Buildings and Grounds is the third studio album by Papas Fritas, released on Minty Fresh in 2000. In Australia it was distributed by local label Half a Cow, their first release of a non-Aussie album since Bettie Serveert's Palomine five years earlier.

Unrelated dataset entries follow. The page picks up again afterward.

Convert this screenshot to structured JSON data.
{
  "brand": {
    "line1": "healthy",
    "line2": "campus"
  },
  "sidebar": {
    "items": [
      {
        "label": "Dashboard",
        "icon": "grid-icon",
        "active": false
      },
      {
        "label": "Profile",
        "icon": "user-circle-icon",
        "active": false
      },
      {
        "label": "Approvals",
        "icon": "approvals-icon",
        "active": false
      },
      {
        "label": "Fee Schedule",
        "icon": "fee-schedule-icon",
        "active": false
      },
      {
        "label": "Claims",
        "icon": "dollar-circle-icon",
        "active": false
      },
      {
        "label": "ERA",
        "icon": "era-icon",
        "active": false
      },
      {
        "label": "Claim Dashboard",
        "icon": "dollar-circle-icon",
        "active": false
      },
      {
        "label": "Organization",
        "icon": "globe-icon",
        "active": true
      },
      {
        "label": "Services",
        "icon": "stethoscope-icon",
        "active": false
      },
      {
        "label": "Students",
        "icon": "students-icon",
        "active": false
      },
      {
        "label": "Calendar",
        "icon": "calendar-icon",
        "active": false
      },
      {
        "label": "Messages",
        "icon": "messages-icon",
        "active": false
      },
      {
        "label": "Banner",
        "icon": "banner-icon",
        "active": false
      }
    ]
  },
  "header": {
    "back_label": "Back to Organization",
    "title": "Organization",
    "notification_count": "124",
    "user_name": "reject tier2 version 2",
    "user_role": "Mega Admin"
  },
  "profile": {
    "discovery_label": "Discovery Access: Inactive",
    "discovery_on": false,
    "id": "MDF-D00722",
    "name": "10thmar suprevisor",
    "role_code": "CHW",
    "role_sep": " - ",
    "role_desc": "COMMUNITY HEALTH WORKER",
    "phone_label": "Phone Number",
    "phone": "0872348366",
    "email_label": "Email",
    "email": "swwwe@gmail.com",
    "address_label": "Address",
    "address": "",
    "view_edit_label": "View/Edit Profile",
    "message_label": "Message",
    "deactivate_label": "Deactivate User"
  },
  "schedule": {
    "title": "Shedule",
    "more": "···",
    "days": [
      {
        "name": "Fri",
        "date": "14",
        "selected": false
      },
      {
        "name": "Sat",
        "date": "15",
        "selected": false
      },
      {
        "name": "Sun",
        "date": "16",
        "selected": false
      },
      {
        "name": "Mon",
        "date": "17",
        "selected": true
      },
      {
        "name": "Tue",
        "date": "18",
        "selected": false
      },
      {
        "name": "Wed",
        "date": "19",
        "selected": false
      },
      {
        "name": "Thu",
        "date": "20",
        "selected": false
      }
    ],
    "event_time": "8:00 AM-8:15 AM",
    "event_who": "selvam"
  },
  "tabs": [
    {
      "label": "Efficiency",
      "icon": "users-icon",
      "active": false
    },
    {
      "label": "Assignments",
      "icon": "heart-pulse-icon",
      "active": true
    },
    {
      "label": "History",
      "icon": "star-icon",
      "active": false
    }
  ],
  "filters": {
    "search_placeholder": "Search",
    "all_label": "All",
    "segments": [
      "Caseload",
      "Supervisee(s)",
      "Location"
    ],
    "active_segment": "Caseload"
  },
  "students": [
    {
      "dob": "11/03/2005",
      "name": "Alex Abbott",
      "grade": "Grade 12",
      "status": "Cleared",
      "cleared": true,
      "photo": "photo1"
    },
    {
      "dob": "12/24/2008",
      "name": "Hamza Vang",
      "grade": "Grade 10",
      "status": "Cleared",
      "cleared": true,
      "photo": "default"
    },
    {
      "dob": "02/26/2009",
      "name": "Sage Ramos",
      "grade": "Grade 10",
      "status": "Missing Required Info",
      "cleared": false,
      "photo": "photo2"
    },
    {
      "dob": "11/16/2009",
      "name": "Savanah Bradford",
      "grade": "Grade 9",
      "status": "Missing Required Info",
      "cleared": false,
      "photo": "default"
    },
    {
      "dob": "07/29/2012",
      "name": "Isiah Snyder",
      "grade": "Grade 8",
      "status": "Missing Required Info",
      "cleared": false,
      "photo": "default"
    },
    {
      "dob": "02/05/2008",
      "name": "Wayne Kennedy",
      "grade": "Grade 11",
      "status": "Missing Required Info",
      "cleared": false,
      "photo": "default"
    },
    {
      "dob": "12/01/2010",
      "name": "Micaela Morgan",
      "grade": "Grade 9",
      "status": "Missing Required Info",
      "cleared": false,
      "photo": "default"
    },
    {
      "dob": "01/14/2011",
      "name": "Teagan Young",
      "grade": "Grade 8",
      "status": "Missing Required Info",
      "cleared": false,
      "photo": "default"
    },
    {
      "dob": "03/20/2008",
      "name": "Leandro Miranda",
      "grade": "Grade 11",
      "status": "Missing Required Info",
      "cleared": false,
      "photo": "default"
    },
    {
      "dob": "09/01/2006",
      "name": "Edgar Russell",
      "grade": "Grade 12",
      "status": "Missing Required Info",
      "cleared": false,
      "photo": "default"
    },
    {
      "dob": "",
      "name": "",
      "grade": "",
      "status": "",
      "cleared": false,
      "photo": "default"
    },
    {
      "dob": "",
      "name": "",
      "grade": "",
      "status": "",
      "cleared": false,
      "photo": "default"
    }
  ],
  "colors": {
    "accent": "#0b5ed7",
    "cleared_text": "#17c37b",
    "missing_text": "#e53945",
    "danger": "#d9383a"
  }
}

It was the band's final studio album.

Critical reception
The Austin Chronicle wrote that "the arrangements are particularly grin-inducing, with their headphone-ready little tweaks and snippets of synthesized smarts and fleshy string flourishes." The Washington Post wrote that the band "doesn't overstate or over-embellish its material, relying on direct arrangements, bright tunes and the boy-girl vocal contrast between the band's two singers."

Track listing
"Girl" (Tony Goddess) – 3:18
"People Say" (Goddess, Shivika Asthana) – 4:26
"Way You Walk" (Goddess) – 3:48
"Vertical Lives" (Keith Gendel) – 3:39
"What Am I Supposed to Do?" (Goddess) – 2:58
"Far From an Answer" (Asthana, Goddess) – 4:56
"I Believe in Fate" (Goddess) – 3:58
"It's Over Now" (Asthana, Goddess) – 4:15
"Questions" (Goddess) – 3:18
"Beside You" (Asthana, Goddess) – 3:23
"Another Day" (Goddess) – 3:03
"I'll Be Gone" (Asthana, Ed Buck) – 3:30
"Lost in a Dream" (Goddess) – 3:48

Personnel
 Shivika Asthana: drums, vocals
 Keith Gendel: bass, vocals
 Tony Goddess: guitar, piano, vocals

Production notes
Recorded at the Columnated Ruins (Gloucester, Mass.) and the Backporch and the Krackhaus (Somerville, Massachusetts). Engineered and mixed by Paul Sanni. Analog consultation by Paul Q. Kolderie. Mastered by Roger Siebel at SAE (Phoenix, Arizona).